Internet of Things Security by Contract?

This article suggests that the Internet of Things could be made more secure if large buyers of interconnected devices put into their procurement specs some fairly simple rules, e.g. *some* security to start with, e.g. an adjustable password, and patchability to respond to known or discovered threats.

Does this sound right to you? Do your clients insist, or even care?

No doubt large-scale one-off procurement contracts deal with security – well, I hope they do – but what about procurements on more of a mass scale?

I heard of a study over three years ago that found a huge proportion of IoT devices had either no security (the people who build them care a lot about cool connectivity but have no knowledge of or interest in security) or security flaws that had been known about, and even patched, for years, but the current version of the software was not used in the devices.

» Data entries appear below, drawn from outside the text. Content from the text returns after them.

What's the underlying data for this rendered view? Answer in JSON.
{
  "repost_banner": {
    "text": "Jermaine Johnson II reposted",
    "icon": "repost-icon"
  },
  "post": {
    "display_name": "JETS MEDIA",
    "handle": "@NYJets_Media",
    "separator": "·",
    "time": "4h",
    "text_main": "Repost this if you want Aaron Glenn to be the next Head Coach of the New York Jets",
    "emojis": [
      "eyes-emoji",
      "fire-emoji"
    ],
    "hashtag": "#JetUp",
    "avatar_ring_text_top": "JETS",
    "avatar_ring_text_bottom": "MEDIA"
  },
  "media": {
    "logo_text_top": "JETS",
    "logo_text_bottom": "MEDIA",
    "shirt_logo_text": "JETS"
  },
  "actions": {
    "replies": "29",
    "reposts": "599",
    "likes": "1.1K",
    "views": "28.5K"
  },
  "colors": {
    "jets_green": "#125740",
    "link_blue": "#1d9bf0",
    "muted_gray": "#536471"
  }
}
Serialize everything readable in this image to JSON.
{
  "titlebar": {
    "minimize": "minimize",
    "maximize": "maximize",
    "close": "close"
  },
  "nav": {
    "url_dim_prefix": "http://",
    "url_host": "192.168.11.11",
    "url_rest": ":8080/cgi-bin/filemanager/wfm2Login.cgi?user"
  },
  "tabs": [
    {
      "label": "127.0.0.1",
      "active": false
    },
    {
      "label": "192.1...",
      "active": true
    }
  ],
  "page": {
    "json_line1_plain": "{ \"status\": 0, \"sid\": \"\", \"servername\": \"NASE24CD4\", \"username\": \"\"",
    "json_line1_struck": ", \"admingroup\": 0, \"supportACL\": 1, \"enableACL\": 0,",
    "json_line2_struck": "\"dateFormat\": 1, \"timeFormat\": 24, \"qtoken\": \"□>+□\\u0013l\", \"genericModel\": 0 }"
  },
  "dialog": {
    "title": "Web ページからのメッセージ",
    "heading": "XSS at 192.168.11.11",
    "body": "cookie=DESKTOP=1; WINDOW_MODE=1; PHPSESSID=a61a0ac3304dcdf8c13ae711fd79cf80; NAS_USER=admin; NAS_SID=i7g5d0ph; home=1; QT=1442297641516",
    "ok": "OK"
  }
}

In any event, are large industrial or health-care users influential enough to help secure our home thermostats?

It seems to me that car manufacturers have said it will take them several years to incorporate rudimentary security into cars so the on-board computers can’t be hacked through the electronic tire-pressure sensors (which can be done now). So does anyone *really* care?

Comments

  1. It does not sound right.

    We should turn to existing protocols for guidelines on how to secure new technologies. These protocols arose through industry consensus and open or popular proprietary standards (HTTP, SSL, wifi security, PGP) rather than because buyers demanded them on their lawyers’ advice.

  2. At the very least the buyer will be able to choose devices that are more secure by doing this. For the bigger picture, it strikes me as one of those things that can’t hurt, and might help. The key is to require information about security methods on the products and include that on the decision ranking – rather than dictating specific details.